Reportage "On peut imaginer ce que ça va devenir" : en Alsace, la réhabilitation du canal Rhin-Rhône ne fait pas l'unanimité

Le projet porté par la région Grand Est prévoit de réhabiliter 24 kilomètres de canal, avec une dizaine d'écluses, sur une portion laissée à l'abandon depuis une soixantaine d'années.
Article rédigé par Boris Hallier
Radio France
Publié
Temps de lecture : 2min
Sur cette portion au centre de l'Alsace, le canal du Rhin au Rhône n'est plus exploité depuis les années 1960. (BORIS HALLIER / RADIOFRANCE)

En Alsace, la réhabilitation d'une portion de canal entre Strasbourg et Colmar sème la discorde. Les travaux ont commencé lundi 26 août sur l'ancien canal qui faisait la jonction entre le Rhin et le Rhône, l'objectif étant de permettre aux bateaux de plaisance d'y naviguer à nouveau. Mais pour certains habitants, ce projet va altérer paysage et biodiversité.

Aujourd'hui, seuls les cyclistes ou les piétons peuvent profiter de ce canal bucolique. "C'est réservé aux cyclistes ici, il n'y a pas de voitures, ni rien", indique Charlie, un promeneur. D'ici quatre ans, des plaisanciers pourront aussi passer par là. "Cette valeur paysagère va disparaître", estime le militant associatif Francis Guth.

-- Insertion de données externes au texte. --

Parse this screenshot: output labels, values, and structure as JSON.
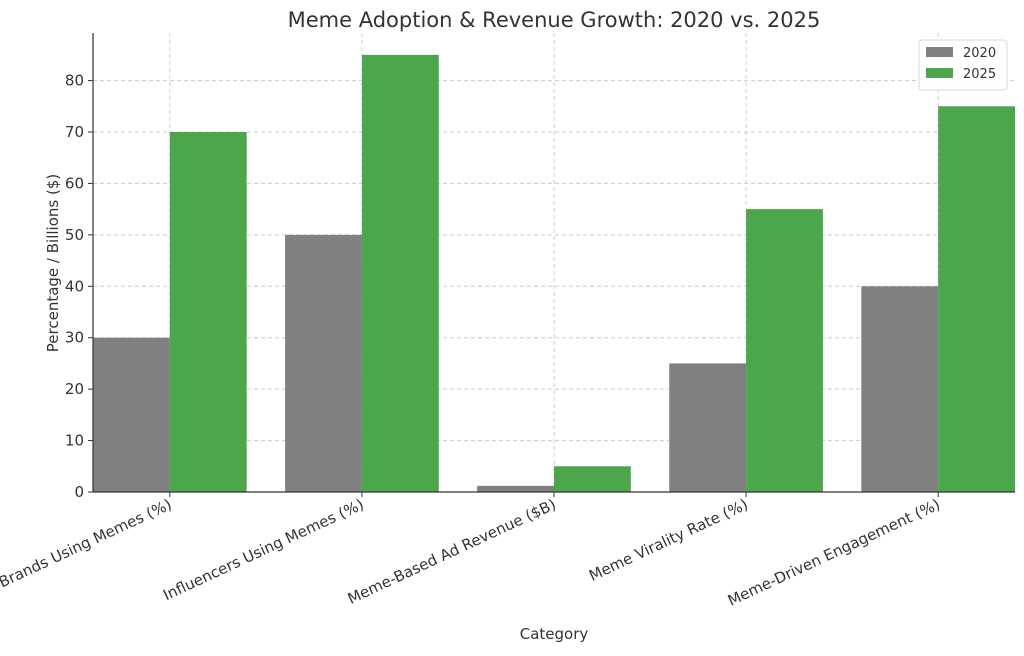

"À l'endroit de l'écluse, on a un bel aperçu du canal, revenu à la nature depuis près de 60 ans. Et on peut facilement imaginer ce qu'il va devenir avec des arbres qui seront coupés à gauche, à droite", ajoute Pascal Lacombe, un autre militant attaché au lieu. Les arbres, parfois couchés sur l'eau, vont effectivement être élagués pour permettre le passage des bateaux. La fin des travaux est prévue pour 2028. Pour Francis Guth, l'impact sur la faune est incontestable.

"Ces branches offrent de l'ombre et permettent de rafraîchir l'eau. Les poissons souffrent quand l'eau chauffe."

Francis Guth

à franceinfo

Le militant craint aussi une imperméabilisation des berges, qui menace les zones humides à proximité. "On souhaite que le canal reste dans cet état, qu'on peut appeler sauvage, renaturé", explique-t-il.

Un intérêt touristique évident

Ces revendications arrivent un peu tard, estime Joël Clog, président de l'association Rhône au Rhin Plaisance. Lui s'imagine déjà sur le canal, sur son bateau. "Ce canal nous permet de rejoindre la capitale alsacienne, Strasbourg, sans emprunter le Rhin. Et donc sans les contraintes que cela implique : des autorisations spéciales et des interdictions lors des crues, explique-t-il. C'est un peu dommage que quelques personnes qui se réveillent au dernier moment puissent bloquer un beau projet comme celui-là." Car les opposants au projet promettent de saisir la justice pour empêcher les travaux.

Péniche-hôtel, location de bateaux… L'intérêt touristique et commercial est évident pour Frédéric Pfliegerdoerffer, conseiller régional et maire de Marckolsheim : "Quand vous êtes sur le canal du Rhône au Rhin, vous êtes en Centre-Alsace, près de Sélestat, Colmar ou encore le Haut-Koenigsbourg. L'idée, c'est d'arriver autour de 5 800 pénichettes par an." Les travaux doivent s'achever en 2028, avec un coût estimé à 48 millions d'euros et un objectif de 10 à 12 millions d'euros de retour sur investissement chaque année.